The purpose of the insurance is to indemnify the Principal and/or the State of Victoria from and against any claim, demand, action, suit or proceeding by any person in respect of personal injury to or the death of any person or loss of or damage to any property arising out of or as a consequence of an act of negligence by the Consultant, employees, agents or sub-consultants and also from any costs and expenses that may be incurred with any such claim, demand, action, suit or proceeding.
Standard Departmental consultant agreements detail the procedures and reasons leading to termination of services. These may include breach of agreement if the project does not proceed, expiration of service or by reasonable notice in writing. Agencies need to be aware of their responsibilities and obligations under these circumstances.

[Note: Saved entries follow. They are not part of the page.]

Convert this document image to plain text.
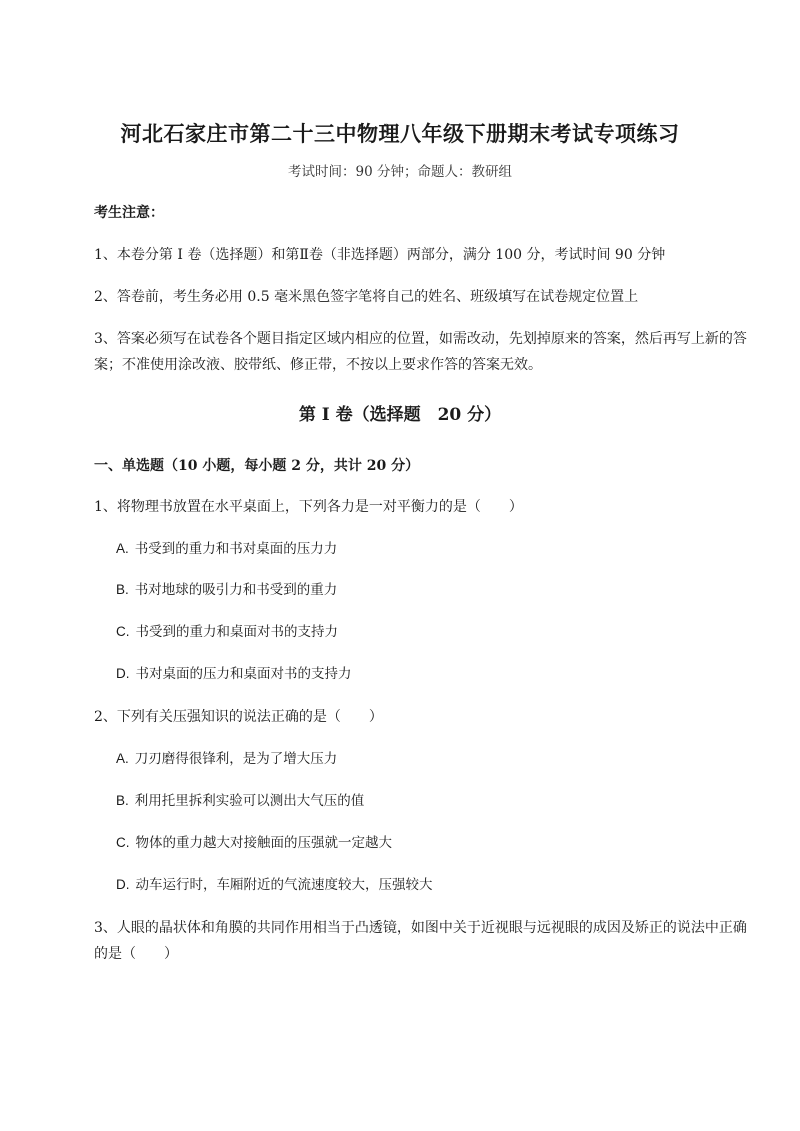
河北石家庄市第二十三中物理八年级下册期末考试专项练习
考试时间：90 分钟；命题人：教研组
考生注意：
1、本卷分第 I 卷（选择题）和第Ⅱ卷（非选择题）两部分，满分 100 分，考试时间 90 分钟
2、答卷前，考生务必用 0.5 毫米黑色签字笔将自己的姓名、班级填写在试卷规定位置上
3、答案必须写在试卷各个题目指定区域内相应的位置，如需改动，先划掉原来的答案，然后再写上新的答案；不准使用涂改液、胶带纸、修正带，不按以上要求作答的答案无效。
第 I 卷（选择题　20 分）
一、单选题（10 小题，每小题 2 分，共计 20 分）
1、将物理书放置在水平桌面上，下列各力是一对平衡力的是（　　）
A. 书受到的重力和书对桌面的压力力
B. 书对地球的吸引力和书受到的重力
C. 书受到的重力和桌面对书的支持力
D. 书对桌面的压力和桌面对书的支持力
2、下列有关压强知识的说法正确的是（　　）
A. 刀刃磨得很锋利，是为了增大压力
B. 利用托里拆利实验可以测出大气压的值
C. 物体的重力越大对接触面的压强就一定越大
D. 动车运行时，车厢附近的气流速度较大，压强较大
3、人眼的晶状体和角膜的共同作用相当于凸透镜，如图中关于近视眼与远视眼的成因及矫正的说法中正确的是（　　）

Where a consultant’s agreement is terminated, Health Services/Agencies need to ensure that express contractual provision is made with respect to the ownership of copyright and the use of consultant’s plans, documents and other records provided during the period engaged.

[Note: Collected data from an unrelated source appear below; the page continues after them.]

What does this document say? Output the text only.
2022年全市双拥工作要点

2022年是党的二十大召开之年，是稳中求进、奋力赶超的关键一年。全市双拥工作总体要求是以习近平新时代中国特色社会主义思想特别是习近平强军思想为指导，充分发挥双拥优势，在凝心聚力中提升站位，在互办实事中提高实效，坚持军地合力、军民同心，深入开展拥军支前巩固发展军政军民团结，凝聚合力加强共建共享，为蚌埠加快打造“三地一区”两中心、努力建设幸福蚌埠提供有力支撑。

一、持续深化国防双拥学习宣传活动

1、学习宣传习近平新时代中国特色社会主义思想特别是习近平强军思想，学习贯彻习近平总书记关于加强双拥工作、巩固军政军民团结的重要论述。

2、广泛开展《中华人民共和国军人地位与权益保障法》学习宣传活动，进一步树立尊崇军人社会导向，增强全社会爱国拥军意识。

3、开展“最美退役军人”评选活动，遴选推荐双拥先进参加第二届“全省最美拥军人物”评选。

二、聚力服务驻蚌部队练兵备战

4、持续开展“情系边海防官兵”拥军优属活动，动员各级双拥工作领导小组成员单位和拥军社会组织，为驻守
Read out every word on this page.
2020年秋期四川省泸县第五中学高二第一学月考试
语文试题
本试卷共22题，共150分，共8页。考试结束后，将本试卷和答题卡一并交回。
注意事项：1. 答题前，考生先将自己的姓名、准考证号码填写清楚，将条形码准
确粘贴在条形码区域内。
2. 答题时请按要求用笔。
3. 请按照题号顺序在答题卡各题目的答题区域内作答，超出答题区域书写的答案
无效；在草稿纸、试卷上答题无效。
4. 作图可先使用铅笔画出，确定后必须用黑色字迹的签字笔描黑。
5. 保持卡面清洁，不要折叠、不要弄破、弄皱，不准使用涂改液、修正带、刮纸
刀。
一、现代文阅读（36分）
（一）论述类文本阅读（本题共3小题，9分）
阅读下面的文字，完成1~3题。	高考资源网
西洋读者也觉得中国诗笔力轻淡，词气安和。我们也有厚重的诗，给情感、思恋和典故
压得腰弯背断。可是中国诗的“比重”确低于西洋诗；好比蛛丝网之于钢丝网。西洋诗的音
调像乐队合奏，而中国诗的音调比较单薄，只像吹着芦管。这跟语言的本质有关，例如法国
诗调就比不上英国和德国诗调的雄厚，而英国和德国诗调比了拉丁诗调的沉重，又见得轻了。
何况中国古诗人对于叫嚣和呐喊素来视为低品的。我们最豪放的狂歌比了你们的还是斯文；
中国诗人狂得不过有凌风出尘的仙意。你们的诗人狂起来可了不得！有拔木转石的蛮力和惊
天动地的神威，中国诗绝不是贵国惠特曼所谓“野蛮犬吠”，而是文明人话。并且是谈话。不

The Department recommends that the agency protect its right to the use of any material prepared and documents in the event of dispute with consultants.
It is the nature of capital works in the public sector that the development of a project may extend over a number of financial years. As a result of changing priorities or funding availability projects may need to be deferred or suspended at the end of any stage.
The Department’s standard contract provides for consultancy(s) to be extended on a progressive basis and fee proposals are to be based on the stages outlined in this document. Additional costs are not reimbursable in the event that the project is deferred or suspended unless previously negotiated.
Copyright and all other intellectual property rights in all material prepared or developed by the consultant from engagement and during the course of the project (including but not limited to copyright in all documents, reports, charts, drawings, databases, software, source codes, models systems, slides, tapes and specifications) vest in the State of Victoria.
On or before the completion date, the consultant shall deliver to the Capital Management Branch all matters in which property or copyright has vested in the State of Victoria.
The Quantity Surveyor is to identify and sign off contingent liabilities at the completion of tender documentation. The Project Manager and/or Principal Consultants to the PCG prior to tendering a project will also acknowledge such liabilities.
Fees for projects in the $3-5m range will likely amount to:
Fees may vary in accordance with specific project requirements such as the; location, timing, size and amount of refurbishment or redevelopment works.